Catégorie : Nouveautés, France  |  le 03 Juin 2013 par Guillaume de Morant

La discussion au parlement européen a été repoussée, des négociations inter-gouvernementales ont lieu. Le point de vue des archivistes et des généalogistes commence à être entendu. A l'approche des 50.000 signatures, la pétition des Citoyens contre le projet de réglement européen sur les données personnelles semble porter quelques fruits. Loin de crier victoire, les opposants continuent à se mobiliser. Le 29 mai 2013, le site Rue 89 a publié une tribune collective signée notamment par La Revue française de généalogie, l’Association des archivistes français, GeneaNet, la Fédération française de généalogie, des professeurs d'histoire et des bibliothécaires.
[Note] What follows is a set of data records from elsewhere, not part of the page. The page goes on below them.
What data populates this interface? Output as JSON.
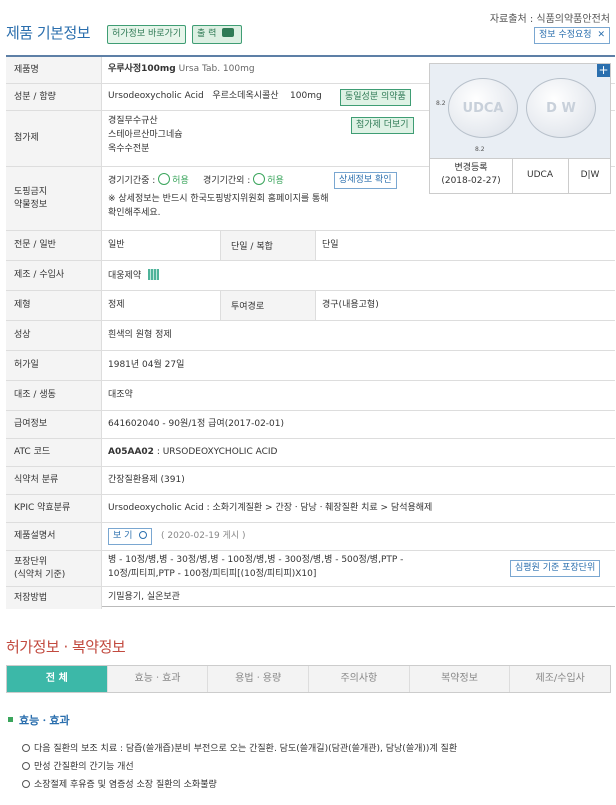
{
  "header": {
    "title": "제품 기본정보",
    "permit_shortcut": "허가정보 바로가기",
    "print_label": "출 력",
    "source": "자료출처 : 식품의약품안전처",
    "edit_request": "정보 수정요청"
  },
  "info": {
    "product_name_label": "제품명",
    "product_name_kr": "우루사정100mg",
    "product_name_en": "Ursa Tab. 100mg",
    "ingredient_label": "성분 / 함량",
    "ingredient_value": "Ursodeoxycholic Acid   우르소데옥시콜산    100mg",
    "same_ingredient_button": "동일성분 의약품",
    "additive_label": "첨가제",
    "additives": [
      "경질무수규산",
      "스테아르산마그네슘",
      "옥수수전분"
    ],
    "additive_more_button": "첨가제 더보기",
    "doping_label_1": "도핑금지",
    "doping_label_2": "약물정보",
    "doping_in_label": "경기기간중 :",
    "doping_in_value": "허용",
    "doping_out_label": "경기기간외 :",
    "doping_out_value": "허용",
    "doping_detail_button": "상세정보 확인",
    "doping_note_1": "※ 상세정보는 반드시 한국도핑방지위원회 홈페이지를 통해",
    "doping_note_2": "확인해주세요.",
    "specialty_label": "전문 / 일반",
    "specialty_value": "일반",
    "single_combo_label": "단일 / 복합",
    "single_combo_value": "단일",
    "manufacturer_label": "제조 / 수입사",
    "manufacturer_value": "대웅제약",
    "form_label": "제형",
    "form_value": "정제",
    "route_label": "투여경로",
    "route_value": "경구(내용고형)",
    "appearance_label": "성상",
    "appearance_value": "흰색의 원형 정제",
    "permit_date_label": "허가일",
    "permit_date_value": "1981년 04월 27일",
    "reference_label": "대조 / 생동",
    "reference_value": "대조약",
    "benefit_label": "급여정보",
    "benefit_value": "641602040 - 90원/1정 급여(2017-02-01)",
    "atc_label": "ATC 코드",
    "atc_code": "A05AA02",
    "atc_desc": " : URSODEOXYCHOLIC ACID",
    "mfds_class_label": "식약처 분류",
    "mfds_class_value": "간장질환용제 (391)",
    "kpic_label": "KPIC 약효분류",
    "kpic_value": "Ursodeoxycholic Acid : 소화기계질환 > 간장ㆍ담낭ㆍ췌장질환 치료 > 담석용해제",
    "leaflet_label": "제품설명서",
    "leaflet_button": "보 기",
    "leaflet_date": "( 2020-02-19 게시 )",
    "package_label_1": "포장단위",
    "package_label_2": "(식약처 기준)",
    "package_value_1": "병 - 10정/병,병 - 30정/병,병 - 100정/병,병 - 300정/병,병 - 500정/병,PTP -",
    "package_value_2": "10정/피티피,PTP - 100정/피티피[(10정/피티피)X10]",
    "hira_package_button": "심평원 기준 포장단위",
    "storage_label": "저장방법",
    "storage_value": "기밀용기, 실온보관"
  },
  "pill_image": {
    "imprint_front": "UDCA",
    "imprint_back": "D W",
    "ruler_h": "8.2",
    "ruler_w": "8.2",
    "change_label": "변경등록",
    "change_date": "(2018-02-27)",
    "mark_front": "UDCA",
    "mark_back": "D|W"
  },
  "section2": {
    "title": "허가정보 · 복약정보",
    "tabs": [
      "전 체",
      "효능ㆍ효과",
      "용법ㆍ용량",
      "주의사항",
      "복약정보",
      "제조/수입사"
    ],
    "effect_heading": "효능ㆍ효과",
    "effects": [
      "다음 질환의 보조 치료 : 담즙(쓸개즙)분비 부전으로 오는 간질환. 담도(쓸개길)(담관(쓸개관), 담낭(쓸개))계 질환",
      "만성 간질환의 간기능 개선",
      "소장절제 후유증 및 염증성 소장 질환의 소화불량"
    ]
  },
  "colors": {
    "accent_blue": "#2b6fae",
    "accent_green": "#3aa55c",
    "tab_active": "#3cb8a8",
    "section_red": "#c24a3f"
  }
}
Ensemble, ils dénoncent un projet "antidémocratique, car il risque bien de priver les citoyens européens de droits aujourd’hui garantis par les professionnels des archives qui ont hérité cette mission de la Révolution française et de l’esprit des Lumières". Pour ces professionnels et utilisateurs des archives, le projet et bon nombre de ses amendements prônant la destruction systématique des données au bout d’un « temps raisonnable » sont tout sauf raisonnables. Le projet menace des droits futurs parce que des données personnelles n'auront pas été conservées au nom du droit à l'oubli. Il menace la reconstitution de l’histoire d’une propriété ou d’une entreprise, et il laisse sans réponse des questions pourtant bien légitimes : si une personne abandonnée à sa naissance souhaite, cinquante ans plus tard, connaître ses parents, cela sera-t-il encore possible ?

Plus généralement, archivistes et généalogistes s'interrogent : Peut-on laisser détruire, au nom d’un légitime droit à l’oubli, toute mémoire individuelle ou collective ? Tout peut-il être effacé, indistinctement et sans discernement ? Exigera-t-on, par exemple, de radier les noms des 76 000 victimes figurant sur le Mur des moms au Mémorial de la Shoah ? Pourra-t-on encore reconstituer l’histoire et perpétuer la mémoire de l’esclavage ?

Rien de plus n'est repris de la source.